Innate immune recognition of Mycobacterium tuberculosis: receptor engagement and inflammatory outcomes at the site of infection

M. tuberculosis is a notorious global pathogen responsible for over a million fatalities annually. It has been estimated that one-third of the world's population is latently infected with M. tuberculosis; however, only ∼10 million individuals develop an active disease annually. The innate immune defence system is the first to encounter the bacilli and initiates a cascade of events to protect the host from developing tuberculosis.

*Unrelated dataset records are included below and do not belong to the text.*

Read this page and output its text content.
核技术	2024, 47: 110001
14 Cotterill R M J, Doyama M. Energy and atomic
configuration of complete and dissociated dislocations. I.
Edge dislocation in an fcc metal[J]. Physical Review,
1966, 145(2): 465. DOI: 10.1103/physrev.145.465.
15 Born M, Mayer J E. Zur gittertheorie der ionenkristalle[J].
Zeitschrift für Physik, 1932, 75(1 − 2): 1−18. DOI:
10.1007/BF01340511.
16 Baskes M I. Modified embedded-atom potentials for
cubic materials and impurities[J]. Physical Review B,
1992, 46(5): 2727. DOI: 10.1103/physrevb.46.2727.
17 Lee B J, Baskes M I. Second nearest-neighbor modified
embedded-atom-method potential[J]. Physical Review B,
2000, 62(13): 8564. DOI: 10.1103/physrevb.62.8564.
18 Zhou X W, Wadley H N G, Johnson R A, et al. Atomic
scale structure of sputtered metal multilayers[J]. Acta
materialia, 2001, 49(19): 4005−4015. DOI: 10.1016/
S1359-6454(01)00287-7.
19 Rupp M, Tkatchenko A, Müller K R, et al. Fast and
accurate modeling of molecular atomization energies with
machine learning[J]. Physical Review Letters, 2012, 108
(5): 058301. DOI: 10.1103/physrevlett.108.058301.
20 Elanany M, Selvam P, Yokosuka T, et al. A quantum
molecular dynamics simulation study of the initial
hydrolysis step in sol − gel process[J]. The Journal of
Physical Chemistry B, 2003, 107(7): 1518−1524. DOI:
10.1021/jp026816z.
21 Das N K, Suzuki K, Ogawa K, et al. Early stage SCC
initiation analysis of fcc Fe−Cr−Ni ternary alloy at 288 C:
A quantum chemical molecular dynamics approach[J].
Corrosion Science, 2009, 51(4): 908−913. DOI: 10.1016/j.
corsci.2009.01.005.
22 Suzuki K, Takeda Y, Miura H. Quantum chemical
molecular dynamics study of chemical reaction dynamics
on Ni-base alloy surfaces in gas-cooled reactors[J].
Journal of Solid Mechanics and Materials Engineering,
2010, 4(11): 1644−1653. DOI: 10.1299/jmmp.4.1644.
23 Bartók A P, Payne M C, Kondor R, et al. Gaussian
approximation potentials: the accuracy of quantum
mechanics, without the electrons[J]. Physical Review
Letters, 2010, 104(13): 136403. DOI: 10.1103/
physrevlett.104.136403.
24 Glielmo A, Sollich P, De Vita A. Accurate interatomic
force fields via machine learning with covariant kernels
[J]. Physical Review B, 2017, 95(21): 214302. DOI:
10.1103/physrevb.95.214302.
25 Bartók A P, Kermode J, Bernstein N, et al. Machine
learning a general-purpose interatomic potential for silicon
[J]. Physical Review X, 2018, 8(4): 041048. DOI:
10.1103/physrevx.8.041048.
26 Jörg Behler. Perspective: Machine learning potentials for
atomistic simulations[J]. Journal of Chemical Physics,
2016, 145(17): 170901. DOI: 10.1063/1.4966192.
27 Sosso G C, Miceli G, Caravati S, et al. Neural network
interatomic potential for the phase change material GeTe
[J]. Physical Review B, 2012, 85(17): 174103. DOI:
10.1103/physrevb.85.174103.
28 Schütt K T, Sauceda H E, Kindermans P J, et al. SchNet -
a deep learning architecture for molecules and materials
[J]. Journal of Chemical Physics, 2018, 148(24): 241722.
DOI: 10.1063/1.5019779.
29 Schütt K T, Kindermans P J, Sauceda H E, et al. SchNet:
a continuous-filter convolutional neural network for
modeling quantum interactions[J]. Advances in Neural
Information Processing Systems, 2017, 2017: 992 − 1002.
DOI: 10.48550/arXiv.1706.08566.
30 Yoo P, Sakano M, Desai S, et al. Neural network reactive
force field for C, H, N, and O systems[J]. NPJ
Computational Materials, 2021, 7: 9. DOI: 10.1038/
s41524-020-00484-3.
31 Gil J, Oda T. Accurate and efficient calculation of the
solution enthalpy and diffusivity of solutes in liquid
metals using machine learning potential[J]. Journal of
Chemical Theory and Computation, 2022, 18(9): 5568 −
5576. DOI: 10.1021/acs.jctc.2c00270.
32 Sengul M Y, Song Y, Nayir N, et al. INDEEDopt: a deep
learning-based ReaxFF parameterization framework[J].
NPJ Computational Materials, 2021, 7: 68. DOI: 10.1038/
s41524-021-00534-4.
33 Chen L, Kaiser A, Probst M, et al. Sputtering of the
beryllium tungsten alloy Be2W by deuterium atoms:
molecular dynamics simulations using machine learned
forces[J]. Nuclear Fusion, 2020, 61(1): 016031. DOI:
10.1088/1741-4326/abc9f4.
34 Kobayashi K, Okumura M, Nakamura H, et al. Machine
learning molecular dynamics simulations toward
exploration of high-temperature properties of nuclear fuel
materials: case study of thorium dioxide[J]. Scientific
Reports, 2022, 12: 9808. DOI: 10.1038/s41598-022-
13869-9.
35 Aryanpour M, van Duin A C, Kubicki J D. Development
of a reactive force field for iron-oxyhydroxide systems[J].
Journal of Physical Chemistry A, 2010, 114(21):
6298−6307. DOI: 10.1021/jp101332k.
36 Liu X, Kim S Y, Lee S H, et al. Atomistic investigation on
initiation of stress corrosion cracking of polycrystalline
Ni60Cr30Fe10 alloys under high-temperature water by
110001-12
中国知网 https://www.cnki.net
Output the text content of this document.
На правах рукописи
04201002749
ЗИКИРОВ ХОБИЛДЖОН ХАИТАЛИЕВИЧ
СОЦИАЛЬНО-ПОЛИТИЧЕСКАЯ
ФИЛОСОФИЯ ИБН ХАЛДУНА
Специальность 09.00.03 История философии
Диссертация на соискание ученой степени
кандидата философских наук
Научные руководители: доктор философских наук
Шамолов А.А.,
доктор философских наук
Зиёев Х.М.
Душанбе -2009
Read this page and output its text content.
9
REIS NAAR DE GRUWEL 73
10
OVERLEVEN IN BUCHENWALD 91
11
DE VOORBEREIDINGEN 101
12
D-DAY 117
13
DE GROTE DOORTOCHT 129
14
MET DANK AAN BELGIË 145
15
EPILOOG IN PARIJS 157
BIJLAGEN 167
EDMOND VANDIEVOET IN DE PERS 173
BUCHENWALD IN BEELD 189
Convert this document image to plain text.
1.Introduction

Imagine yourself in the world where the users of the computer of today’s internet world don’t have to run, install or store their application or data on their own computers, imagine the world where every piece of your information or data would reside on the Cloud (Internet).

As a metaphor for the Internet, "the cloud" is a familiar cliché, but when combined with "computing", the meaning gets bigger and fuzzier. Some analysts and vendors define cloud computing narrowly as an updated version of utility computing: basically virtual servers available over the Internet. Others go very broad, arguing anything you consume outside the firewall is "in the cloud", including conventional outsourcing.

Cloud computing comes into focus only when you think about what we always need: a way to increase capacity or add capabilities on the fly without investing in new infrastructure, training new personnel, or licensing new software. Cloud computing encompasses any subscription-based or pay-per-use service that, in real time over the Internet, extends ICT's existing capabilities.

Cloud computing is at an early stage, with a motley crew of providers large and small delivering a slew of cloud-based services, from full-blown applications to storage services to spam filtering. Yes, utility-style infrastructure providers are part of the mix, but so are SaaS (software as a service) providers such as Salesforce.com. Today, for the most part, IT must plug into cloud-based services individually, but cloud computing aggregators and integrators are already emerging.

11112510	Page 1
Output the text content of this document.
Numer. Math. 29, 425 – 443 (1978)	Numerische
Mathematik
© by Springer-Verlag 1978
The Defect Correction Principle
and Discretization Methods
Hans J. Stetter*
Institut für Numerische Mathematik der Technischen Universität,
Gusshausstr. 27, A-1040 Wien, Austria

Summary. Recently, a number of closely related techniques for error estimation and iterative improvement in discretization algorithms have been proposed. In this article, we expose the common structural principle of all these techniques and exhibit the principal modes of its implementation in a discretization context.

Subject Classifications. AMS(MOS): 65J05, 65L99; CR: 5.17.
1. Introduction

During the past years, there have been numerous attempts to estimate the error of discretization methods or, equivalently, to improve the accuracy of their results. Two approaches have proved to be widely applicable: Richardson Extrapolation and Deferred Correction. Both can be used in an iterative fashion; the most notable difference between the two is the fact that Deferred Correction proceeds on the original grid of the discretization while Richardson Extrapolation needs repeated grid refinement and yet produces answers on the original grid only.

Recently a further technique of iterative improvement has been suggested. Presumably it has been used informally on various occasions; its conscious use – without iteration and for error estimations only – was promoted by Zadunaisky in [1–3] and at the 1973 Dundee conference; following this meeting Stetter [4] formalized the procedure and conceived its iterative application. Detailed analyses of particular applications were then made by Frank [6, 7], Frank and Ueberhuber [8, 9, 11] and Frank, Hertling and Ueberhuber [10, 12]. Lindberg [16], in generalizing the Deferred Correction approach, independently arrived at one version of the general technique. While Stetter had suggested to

Innate immune cells such as pulmonary epithelial cells, alveolar macrophages, and dendritic cells express Toll-like Receptors (TLRs), C-type Lectin Receptors (CLRs), NOD-like Receptors (NLRs), Scavenger Receptors, Surfactant Proteins, RIG-I–like Receptors (RLRs), Complement Receptors, and Fc Receptors upon exposure to M. tuberculosis Pathogen-Associated Molecular Patterns (PAMPs). The interaction between host Pathogen Recognition Receptors (PRRs) and M. tuberculosis PAMPs results in the activation of several signalling pathways that initiate an inflammatory response through the production of cytokines and chemokines at the site of infection. This Surface Feature manuscript provides an up-to-date report on the expression of host PRRs in pulmonary epithelial cells, alveolar macrophages and dendritic cells and their interactions with M. tuberculosis PAMPs to initiate an inflammatory response at the site of infection. Furthermore, this manuscript sheds light on the role of this inflammatory response as a “double-edged sword” in the fight against M. tuberculosis infection. Understanding these interactions provides a directive for host-directed therapies to modulate the innate immune response.